En önemlisi, anlaşmazlığı çözmek için girişimlerde bulunan Avrupa Komşuluk ve Genişlemeden sorumlu Komisyon Üyesi Oliver Varhelyi. Ama önemli bir ilerleme kaydedilmedi.
Ancak şimdi, iki ülke arasındaki anlaşmazlığı Kuzey Makedonya’nın üyelik müzakereleri için bir çerçeve elde etmesine ve üzerinde çalışmaya başlamasına izin verecek şekilde çözmek için sözde “Fransız önerisi” masaya yatırıldı. Bulgaristan’ın Üsküp’ün 27 ülkeden oluşan bloğa olası katılımıyla ilgili endişelerine garanti vermek.
Bulgaristan’ın Kuzey Makedonya’nın AB üyelik hedefini neden veto ettiği hakkında daha fazla bilgi edinebilirsiniz burada.
Son günlerde Bulgaristan’da bir atasözü haline gelen “Fransız önerisi” terimi, aslında teklifin özellikle Fransız hükümeti tarafından yapıldığı anlamına gelmiyor. Daha ziyade, Haziran sonunda sona erecek olan Avrupa Konseyi’nin Fransa başkanlığı sırasında “tasarlandı”. Brüksel’in amacı, Fransa cumhurbaşkanlığının sonuna kadar bir çözüm bulmaktı.
Özünde, Fransa cumhurbaşkanlığının önerisi Bulgaristan’ın Üsküp’ün entegrasyon sürecini şimdi veya en azından öngörülebilir gelecekte başlatmasına izin vermesine dayanıyor. Buna karşılık, Avrupa Komisyonu ikili anlaşmazlıklara girmeme konusundaki ilkeli duruşundan taviz verecek.
Böylece Avrupa Komisyonu, Kuzey Makedonya için belirlenen koşulların garantisi olacak ve onları Üsküp’e sağlanacak müzakere çerçevesine yerleştirecektir. Buna, Bulgarların Kuzey Makedonya anayasasına dahil edilmesi, Kuzey Makedonya’daki azınlıkların hak ve çıkarlarının korunması, ülkede nefret söylemiyle mücadeleye açık bir taahhüdün eklenmesi ve sorunun çözülmesi gibi gereksinimler yer alıyor. Makedon dili meselesi, doğrudan Bulgarca konu hakkındaki tutumunu ilgilendirmeyecek şekilde.
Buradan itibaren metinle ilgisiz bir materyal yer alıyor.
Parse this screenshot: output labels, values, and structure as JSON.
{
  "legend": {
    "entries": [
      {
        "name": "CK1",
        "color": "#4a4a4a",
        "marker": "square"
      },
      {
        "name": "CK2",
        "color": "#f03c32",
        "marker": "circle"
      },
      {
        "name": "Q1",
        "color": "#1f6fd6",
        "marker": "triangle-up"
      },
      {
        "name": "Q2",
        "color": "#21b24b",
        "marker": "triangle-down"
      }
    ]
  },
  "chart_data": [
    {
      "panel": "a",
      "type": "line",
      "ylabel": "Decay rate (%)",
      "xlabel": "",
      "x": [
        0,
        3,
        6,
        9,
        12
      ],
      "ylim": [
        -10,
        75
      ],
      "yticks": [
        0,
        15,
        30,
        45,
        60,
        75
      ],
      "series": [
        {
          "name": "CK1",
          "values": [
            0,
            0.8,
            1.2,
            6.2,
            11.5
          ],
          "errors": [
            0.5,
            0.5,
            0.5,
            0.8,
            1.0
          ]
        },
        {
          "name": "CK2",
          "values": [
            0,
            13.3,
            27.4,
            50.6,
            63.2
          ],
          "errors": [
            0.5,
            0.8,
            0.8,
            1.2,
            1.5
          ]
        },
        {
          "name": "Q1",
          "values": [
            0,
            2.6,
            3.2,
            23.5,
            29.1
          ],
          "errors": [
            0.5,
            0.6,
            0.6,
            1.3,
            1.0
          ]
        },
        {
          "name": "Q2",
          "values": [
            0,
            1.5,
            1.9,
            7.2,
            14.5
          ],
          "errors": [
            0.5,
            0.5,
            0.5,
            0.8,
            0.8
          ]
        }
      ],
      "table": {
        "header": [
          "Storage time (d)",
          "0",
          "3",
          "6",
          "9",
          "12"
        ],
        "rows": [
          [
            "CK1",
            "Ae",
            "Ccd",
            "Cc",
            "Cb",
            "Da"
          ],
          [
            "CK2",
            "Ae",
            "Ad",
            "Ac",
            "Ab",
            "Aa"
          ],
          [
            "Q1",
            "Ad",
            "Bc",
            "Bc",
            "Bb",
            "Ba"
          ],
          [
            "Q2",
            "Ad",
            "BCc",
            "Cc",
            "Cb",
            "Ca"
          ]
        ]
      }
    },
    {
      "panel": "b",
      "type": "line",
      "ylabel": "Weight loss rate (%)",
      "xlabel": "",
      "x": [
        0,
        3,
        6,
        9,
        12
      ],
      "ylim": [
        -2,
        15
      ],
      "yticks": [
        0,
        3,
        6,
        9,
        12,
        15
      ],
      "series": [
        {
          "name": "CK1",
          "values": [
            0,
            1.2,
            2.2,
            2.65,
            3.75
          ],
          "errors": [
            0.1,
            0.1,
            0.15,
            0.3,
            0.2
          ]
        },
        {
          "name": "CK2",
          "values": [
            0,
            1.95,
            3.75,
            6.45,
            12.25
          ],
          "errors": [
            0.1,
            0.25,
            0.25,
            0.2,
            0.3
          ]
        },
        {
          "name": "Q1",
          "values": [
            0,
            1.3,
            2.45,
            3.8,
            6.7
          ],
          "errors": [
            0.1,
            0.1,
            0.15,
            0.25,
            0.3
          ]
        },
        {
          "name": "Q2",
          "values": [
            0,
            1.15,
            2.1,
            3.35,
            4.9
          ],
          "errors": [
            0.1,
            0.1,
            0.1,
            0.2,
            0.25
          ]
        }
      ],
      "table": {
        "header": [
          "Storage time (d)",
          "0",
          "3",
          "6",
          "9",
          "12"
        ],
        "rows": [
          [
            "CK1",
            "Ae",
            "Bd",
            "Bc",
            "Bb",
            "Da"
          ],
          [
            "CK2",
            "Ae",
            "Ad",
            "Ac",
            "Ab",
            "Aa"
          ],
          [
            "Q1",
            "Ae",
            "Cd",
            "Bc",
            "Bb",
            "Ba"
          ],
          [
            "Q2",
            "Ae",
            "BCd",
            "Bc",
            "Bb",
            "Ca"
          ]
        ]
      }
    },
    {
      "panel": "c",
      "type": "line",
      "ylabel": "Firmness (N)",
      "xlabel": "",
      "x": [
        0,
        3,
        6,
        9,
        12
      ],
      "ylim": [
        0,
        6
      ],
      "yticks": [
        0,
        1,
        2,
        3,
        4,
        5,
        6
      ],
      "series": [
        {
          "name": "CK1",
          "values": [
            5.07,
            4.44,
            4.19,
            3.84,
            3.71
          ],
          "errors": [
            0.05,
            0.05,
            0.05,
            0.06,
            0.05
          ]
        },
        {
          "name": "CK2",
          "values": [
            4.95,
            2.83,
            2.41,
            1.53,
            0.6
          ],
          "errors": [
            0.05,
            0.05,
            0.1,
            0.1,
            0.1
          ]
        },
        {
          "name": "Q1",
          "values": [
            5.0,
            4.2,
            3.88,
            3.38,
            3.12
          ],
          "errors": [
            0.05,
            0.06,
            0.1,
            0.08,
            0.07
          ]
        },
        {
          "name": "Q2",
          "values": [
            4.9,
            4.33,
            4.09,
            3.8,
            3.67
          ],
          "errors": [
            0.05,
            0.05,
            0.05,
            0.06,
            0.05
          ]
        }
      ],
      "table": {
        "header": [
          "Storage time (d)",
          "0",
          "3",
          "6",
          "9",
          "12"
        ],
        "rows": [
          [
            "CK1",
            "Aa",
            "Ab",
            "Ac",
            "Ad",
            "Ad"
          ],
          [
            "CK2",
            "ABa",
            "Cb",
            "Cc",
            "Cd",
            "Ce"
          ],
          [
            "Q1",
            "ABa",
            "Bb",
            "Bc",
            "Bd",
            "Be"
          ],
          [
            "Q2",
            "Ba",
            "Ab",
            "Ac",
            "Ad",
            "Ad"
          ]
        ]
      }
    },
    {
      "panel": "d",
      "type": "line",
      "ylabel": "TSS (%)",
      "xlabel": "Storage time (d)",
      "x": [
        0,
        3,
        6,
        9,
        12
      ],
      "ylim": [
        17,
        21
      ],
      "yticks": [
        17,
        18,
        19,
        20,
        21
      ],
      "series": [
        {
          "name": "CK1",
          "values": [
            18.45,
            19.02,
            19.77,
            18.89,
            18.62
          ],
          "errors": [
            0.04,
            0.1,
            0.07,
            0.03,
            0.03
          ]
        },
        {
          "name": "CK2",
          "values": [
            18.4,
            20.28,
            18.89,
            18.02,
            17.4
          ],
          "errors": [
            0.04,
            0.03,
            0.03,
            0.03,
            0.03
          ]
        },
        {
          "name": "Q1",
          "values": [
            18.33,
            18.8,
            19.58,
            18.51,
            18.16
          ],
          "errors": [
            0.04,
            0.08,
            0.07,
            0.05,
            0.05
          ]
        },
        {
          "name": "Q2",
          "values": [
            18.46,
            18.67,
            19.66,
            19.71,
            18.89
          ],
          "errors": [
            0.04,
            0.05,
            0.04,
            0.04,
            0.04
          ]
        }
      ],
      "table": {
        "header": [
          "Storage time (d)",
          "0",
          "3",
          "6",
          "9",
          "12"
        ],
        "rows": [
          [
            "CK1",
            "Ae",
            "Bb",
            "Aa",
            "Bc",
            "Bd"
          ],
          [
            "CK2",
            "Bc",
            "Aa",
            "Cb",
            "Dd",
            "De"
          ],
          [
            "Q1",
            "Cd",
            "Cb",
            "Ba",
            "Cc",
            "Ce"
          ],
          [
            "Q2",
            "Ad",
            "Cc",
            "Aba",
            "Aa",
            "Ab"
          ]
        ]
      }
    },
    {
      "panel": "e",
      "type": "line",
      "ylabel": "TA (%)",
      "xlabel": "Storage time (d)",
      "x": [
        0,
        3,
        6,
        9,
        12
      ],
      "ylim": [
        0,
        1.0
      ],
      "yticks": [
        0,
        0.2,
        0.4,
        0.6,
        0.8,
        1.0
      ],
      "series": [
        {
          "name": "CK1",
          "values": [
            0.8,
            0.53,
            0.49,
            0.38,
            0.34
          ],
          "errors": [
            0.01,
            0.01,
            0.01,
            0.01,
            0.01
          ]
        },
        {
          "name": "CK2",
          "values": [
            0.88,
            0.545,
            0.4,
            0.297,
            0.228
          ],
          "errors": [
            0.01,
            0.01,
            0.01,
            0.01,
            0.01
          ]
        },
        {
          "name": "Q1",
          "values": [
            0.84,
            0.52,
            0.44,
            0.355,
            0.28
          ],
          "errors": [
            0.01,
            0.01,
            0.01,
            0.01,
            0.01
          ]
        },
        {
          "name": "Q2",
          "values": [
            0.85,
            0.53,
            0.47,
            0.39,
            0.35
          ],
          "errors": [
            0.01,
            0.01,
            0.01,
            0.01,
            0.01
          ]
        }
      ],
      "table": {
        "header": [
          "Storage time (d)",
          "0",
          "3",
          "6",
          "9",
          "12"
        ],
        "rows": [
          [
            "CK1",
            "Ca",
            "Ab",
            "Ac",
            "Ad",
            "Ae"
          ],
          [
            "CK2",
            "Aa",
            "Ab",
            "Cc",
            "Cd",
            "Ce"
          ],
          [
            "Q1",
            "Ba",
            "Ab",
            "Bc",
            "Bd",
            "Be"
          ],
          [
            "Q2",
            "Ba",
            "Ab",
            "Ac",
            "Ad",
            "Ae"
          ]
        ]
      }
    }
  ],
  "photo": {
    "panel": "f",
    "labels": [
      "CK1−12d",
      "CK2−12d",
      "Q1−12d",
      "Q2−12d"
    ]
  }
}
Fransa’nın önerisindeki kilit nokta, Avrupa Komisyonu’nun Kuzey Makedonya’nın AB ülkeleriyle daha önceki ikili anlaşmalara – Yunanistan ile Prespa anlaşması ve Bulgaristan ile Dostluk, Komşuluk ve İşbirliği Anlaşmasına – uygunluğunu izlemesidir.
Ancak Fransa Cumhurbaşkanı Emmanuel Macron’un çıkmaza bir çözüm bulma hırsı, Bulgaristan’da iç siyasi çalkantılara yol açmayı çoktan başardı.
Televizyon yıldızı Slavi Trifonov’un “Böyle Bir Halk Var” (ITN) partisinin, Bulgaristan Başbakanı Kiril Petkov’un Fransız baskısı altında kabul ettiği hükümeti suçlamaya başlamasının ardından, ülkedeki iktidar koalisyonunun çökmesine bile gerekçe gösterildi. vetoyu kaldırmak için.
Görüntülü bir açıklamada Trifonov, “Fransız önerisinin” Bulgaristan’ın müzakerelerin başlangıcında vetoyu kaldırmasını gerektirdiğini ve Brüksel’in Bulgaristan’ın taleplerine daha sonra saygı gösterilmesi konusunda olası bir garanti vereceğini söyledi. Ancak sözleri yalanlandı ve ima olarak nitelendirildi. Bulgaristan’ın giden dışişleri bakanı Teodora Genchovska’nın da (Slavi Trifonov’un partisinden) Fransız önerisi üzerinde çalıştığı da ortaya çıktı.
Öneriyi aldıktan kısa bir süre sonra, Bulgaristan Başbakanı Petkov önerinin kabul edilmesinin sorumluluğunu meclise devretti.
Şu anda teklif Bulgaristan Ulusal Meclisi’ne sunuldu ve meclisin dışişleri komisyonu tarafından incelenmesi bekleniyor.
Ancak henüz komisyonun planlanmış bir toplantısı yok. Bu, teklifin şimdiye kadarki “en iyi ve en adil” olduğunu söyleyen Bulgaristan Cumhurbaşkanı Rumen Radev’den eleştiri aldı.
Ancak hükümet, teklife ilişkin karar verme sorumluluğundan feragat ederek bu sorumluluğu tamamen parlamentoya devretti.
Petkov hükümetinin meclis çoğunluğunu kaybettiği ve ardından Çarşamba günü bir güven oylaması yapılacağı düşünüldüğünde, yeni seçim şansının yüksek olduğu görülüyor. Bütün bunlar, teklifin hiç dikkate alınmamasına dair gerçek bir risk olduğu anlamına gelir.